12L’histoire a bien montré, à notre sens aussi, que les sociétés conquérantes ne s’appuient pas sur le seul matérialisme triomphant ; elles ont aussi besoin de se retrouver autour de valeurs, de symboles qui répondent à une transcendance, au-delà de l’horizon individuel et de la jouissance immédiate que permet le progrès technique.
13Fourastié, bienvenu aussi à ce titre, distinguait nettement bien-être et valeurs. L’iconomie proposée par Volle et Saint-Étienne aurait-elle assez d’épaisseur pour entraîner les foules vers l’avenir ? Pourrait-elle casser le risque, stigmatisé par Jacques Marseille (2005), d’une perpétuelle « guerre des deux France », un conflit entre deux nations inconciliables que Charles Péguy décrivait ainsi, avant la guerre de 1914 dans l’un de ses Cahiers de la quinzaine : l’une reste assise derrière son guichet, à jouir de ses privilèges, et l’autre, en face, patiente debout, en attendant que les agents du guichet lui prêtent attention pour la servir. Cette coupure sociale, persistante jusqu’à nos jours, est au moins aussi tranchée que celle que nous annoncent les chantres de la communication électronique. Comment la faire disparaître ?
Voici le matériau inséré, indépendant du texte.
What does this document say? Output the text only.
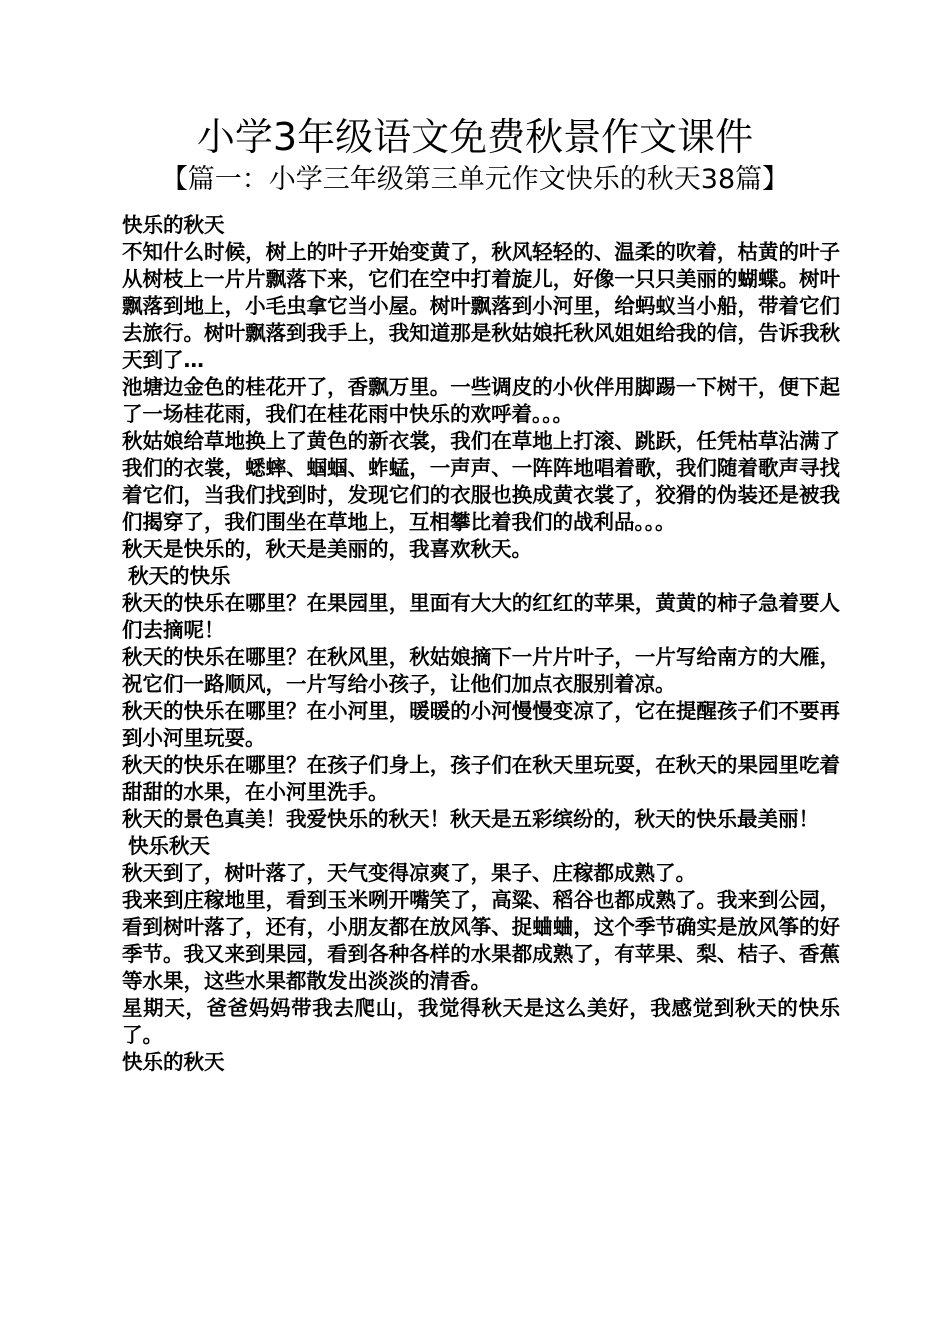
小学3年级语文免费秋景作文课件
【篇一：小学三年级第三单元作文快乐的秋天38篇】

快乐的秋天

不知什么时候，树上的叶子开始变黄了，秋风轻轻的、温柔的吹着，枯黄的叶子从树枝上一片片飘落下来，它们在空中打着旋儿，好像一只只美丽的蝴蝶。树叶飘落到地上，小毛虫拿它当小屋。树叶飘落到小河里，给蚂蚁当小船，带着它们去旅行。树叶飘落到我手上，我知道那是秋姑娘托秋风姐姐给我的信，告诉我秋天到了…

池塘边金色的桂花开了，香飘万里。一些调皮的小伙伴用脚踢一下树干，便下起了一场桂花雨，我们在桂花雨中快乐的欢呼着。。。

秋姑娘给草地换上了黄色的新衣裳，我们在草地上打滚、跳跃，任凭枯草沾满了我们的衣裳，蟋蟀、蝈蝈、蚱蜢，一声声、一阵阵地唱着歌，我们随着歌声寻找着它们，当我们找到时，发现它们的衣服也换成黄衣裳了，狡猾的伪装还是被我们揭穿了，我们围坐在草地上，互相攀比着我们的战利品。。。

秋天是快乐的，秋天是美丽的，我喜欢秋天。

秋天的快乐

秋天的快乐在哪里？在果园里，里面有大大的红红的苹果，黄黄的柿子急着要人们去摘呢！

秋天的快乐在哪里？在秋风里，秋姑娘摘下一片片叶子，一片写给南方的大雁，祝它们一路顺风，一片写给小孩子，让他们加点衣服别着凉。

秋天的快乐在哪里？在小河里，暖暖的小河慢慢变凉了，它在提醒孩子们不要再到小河里玩耍。

秋天的快乐在哪里？在孩子们身上，孩子们在秋天里玩耍，在秋天的果园里吃着甜甜的水果，在小河里洗手。

秋天的景色真美！我爱快乐的秋天！秋天是五彩缤纷的，秋天的快乐最美丽！

快乐秋天

秋天到了，树叶落了，天气变得凉爽了，果子、庄稼都成熟了。

我来到庄稼地里，看到玉米咧开嘴笑了，高粱、稻谷也都成熟了。我来到公园，看到树叶落了，还有，小朋友都在放风筝、捉蛐蛐，这个季节确实是放风筝的好季节。我又来到果园，看到各种各样的水果都成熟了，有苹果、梨、桔子、香蕉等水果，这些水果都散发出淡淡的清香。

星期天，爸爸妈妈带我去爬山，我觉得秋天是这么美好，我感觉到秋天的快乐了。

快乐的秋天
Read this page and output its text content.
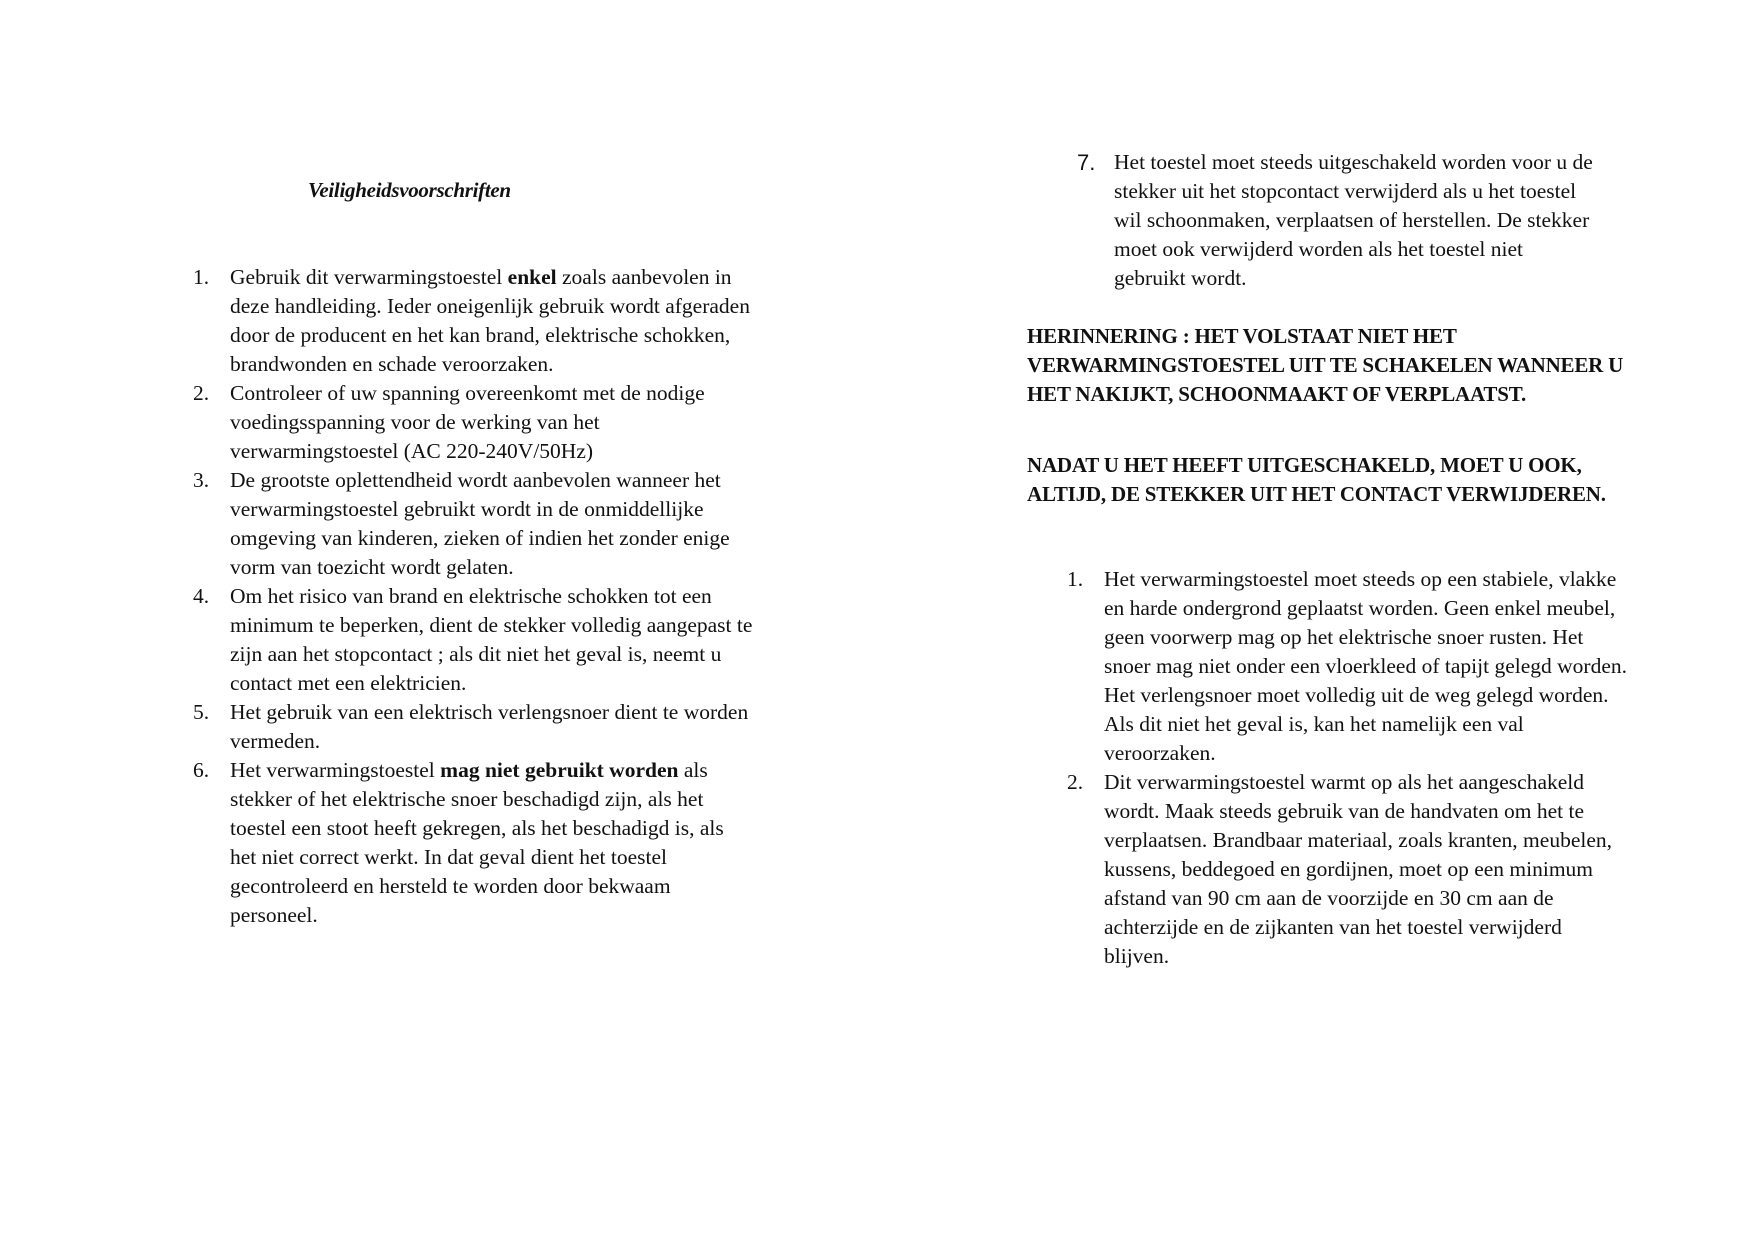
Veiligheidsvoorschriften
1. Gebruik dit verwarmingstoestel enkel zoals aanbevolen in deze handleiding. Ieder oneigenlijk gebruik wordt afgeraden door de producent en het kan brand, elektrische schokken, brandwonden en schade veroorzaken.
2. Controleer of uw spanning overeenkomt met de nodige voedingsspanning voor de werking van het verwarmingstoestel (AC 220-240V/50Hz)
3. De grootste oplettendheid wordt aanbevolen wanneer het verwarmingstoestel gebruikt wordt in de onmiddellijke omgeving van kinderen, zieken of indien het zonder enige vorm van toezicht wordt gelaten.
4. Om het risico van brand en elektrische schokken tot een minimum te beperken, dient de stekker volledig aangepast te zijn aan het stopcontact ; als dit niet het geval is, neemt u contact met een elektricien.
5. Het gebruik van een elektrisch verlengsnoer dient te worden vermeden.
6. Het verwarmingstoestel mag niet gebruikt worden als stekker of het elektrische snoer beschadigd zijn, als het toestel een stoot heeft gekregen, als het beschadigd is, als het niet correct werkt. In dat geval dient het toestel gecontroleerd en hersteld te worden door bekwaam personeel.
7. Het toestel moet steeds uitgeschakeld worden voor u de stekker uit het stopcontact verwijderd als u het toestel wil schoonmaken, verplaatsen of herstellen. De stekker moet ook verwijderd worden als het toestel niet gebruikt wordt.

HERINNERING : HET VOLSTAAT NIET HET VERWARMINGSTOESTEL UIT TE SCHAKELEN WANNEER U HET NAKIJKT, SCHOONMAAKT OF VERPLAATST.

NADAT U HET HEEFT UITGESCHAKELD, MOET U OOK, ALTIJD, DE STEKKER UIT HET CONTACT VERWIJDEREN.

1. Het verwarmingstoestel moet steeds op een stabiele, vlakke en harde ondergrond geplaatst worden. Geen enkel meubel, geen voorwerp mag op het elektrische snoer rusten. Het snoer mag niet onder een vloerkleed of tapijt gelegd worden. Het verlengsnoer moet volledig uit de weg gelegd worden. Als dit niet het geval is, kan het namelijk een val veroorzaken.
2. Dit verwarmingstoestel warmt op als het aangeschakeld wordt. Maak steeds gebruik van de handvaten om het te verplaatsen. Brandbaar materiaal, zoals kranten, meubelen, kussens, beddegoed en gordijnen, moet op een minimum afstand van 90 cm aan de voorzijde en 30 cm aan de achterzijde en de zijkanten van het toestel verwijderd blijven.
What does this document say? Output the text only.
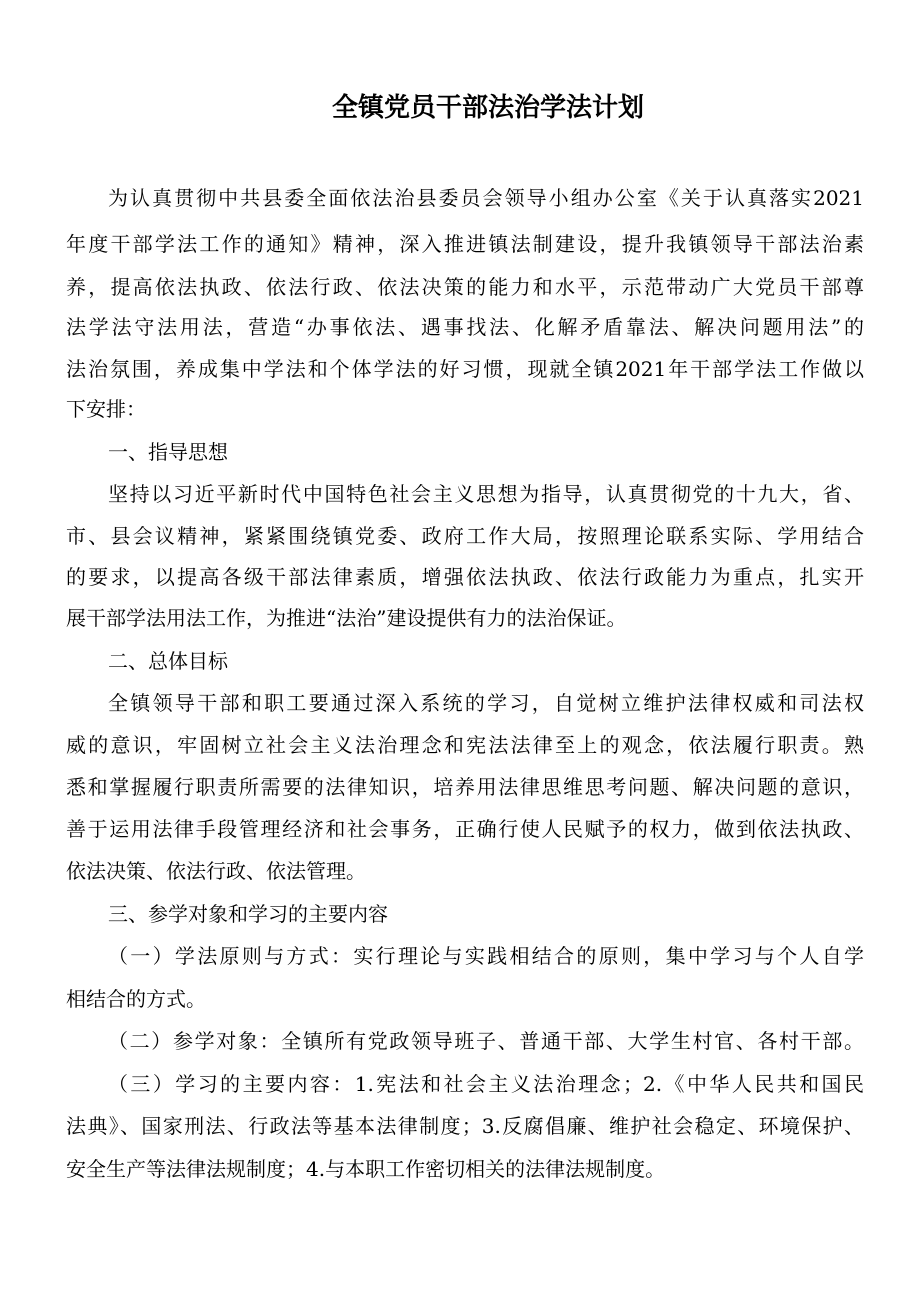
全镇党员干部法治学法计划

为认真贯彻中共县委全面依法治县委员会领导小组办公室《关于认真落实2021

年度干部学法工作的通知》精神，深入推进镇法制建设，提升我镇领导干部法治素

养，提高依法执政、依法行政、依法决策的能力和水平，示范带动广大党员干部尊

法学法守法用法，营造“办事依法、遇事找法、化解矛盾靠法、解决问题用法”的

法治氛围，养成集中学法和个体学法的好习惯，现就全镇2021年干部学法工作做以

下安排：

一、指导思想

坚持以习近平新时代中国特色社会主义思想为指导，认真贯彻党的十九大，省、

市、县会议精神，紧紧围绕镇党委、政府工作大局，按照理论联系实际、学用结合

的要求，以提高各级干部法律素质，增强依法执政、依法行政能力为重点，扎实开

展干部学法用法工作，为推进“法治”建设提供有力的法治保证。

二、总体目标

全镇领导干部和职工要通过深入系统的学习，自觉树立维护法律权威和司法权

威的意识，牢固树立社会主义法治理念和宪法法律至上的观念，依法履行职责。熟

悉和掌握履行职责所需要的法律知识，培养用法律思维思考问题、解决问题的意识，

善于运用法律手段管理经济和社会事务，正确行使人民赋予的权力，做到依法执政、

依法决策、依法行政、依法管理。

三、参学对象和学习的主要内容

（一）学法原则与方式：实行理论与实践相结合的原则，集中学习与个人自学

相结合的方式。

（二）参学对象：全镇所有党政领导班子、普通干部、大学生村官、各村干部。

（三）学习的主要内容：1.宪法和社会主义法治理念；2.《中华人民共和国民

法典》、国家刑法、行政法等基本法律制度；3.反腐倡廉、维护社会稳定、环境保护、

安全生产等法律法规制度；4.与本职工作密切相关的法律法规制度。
14À mon sens, le défi actuel de nos vieux pays, figés et fatigués, est au moins autant de retrouver une raison de vivre ensemble que de produire plus, plus vite ou plus fort. Le groupe Xerfi nous suggère sans doute un moyen pour échapper à la désespérance productive ; mais s’agit-il d’une fin, d’un projet suffisamment engageant pour entraîner, à lui seul, l’adhésion de nos enfants ou de nos petits-enfants ?
15Au-delà de l’Adam Smith utilitariste de la Richesse des nations (1776), ce serait plutôt à son double, moins célèbre que l’économiste mais plus proche de notre propre vision, qu’il conviendrait de s’adresser : à l’Adam Smith calviniste de la Théorie des sentiments moraux (1759) qui cherchait d’abord un remède moral aux maux de son époque, avant de devenir le chantre séculaire de la seule rationalité économique dont tant Saint-Étienne que Volle semblent avoir du mal à se défaire.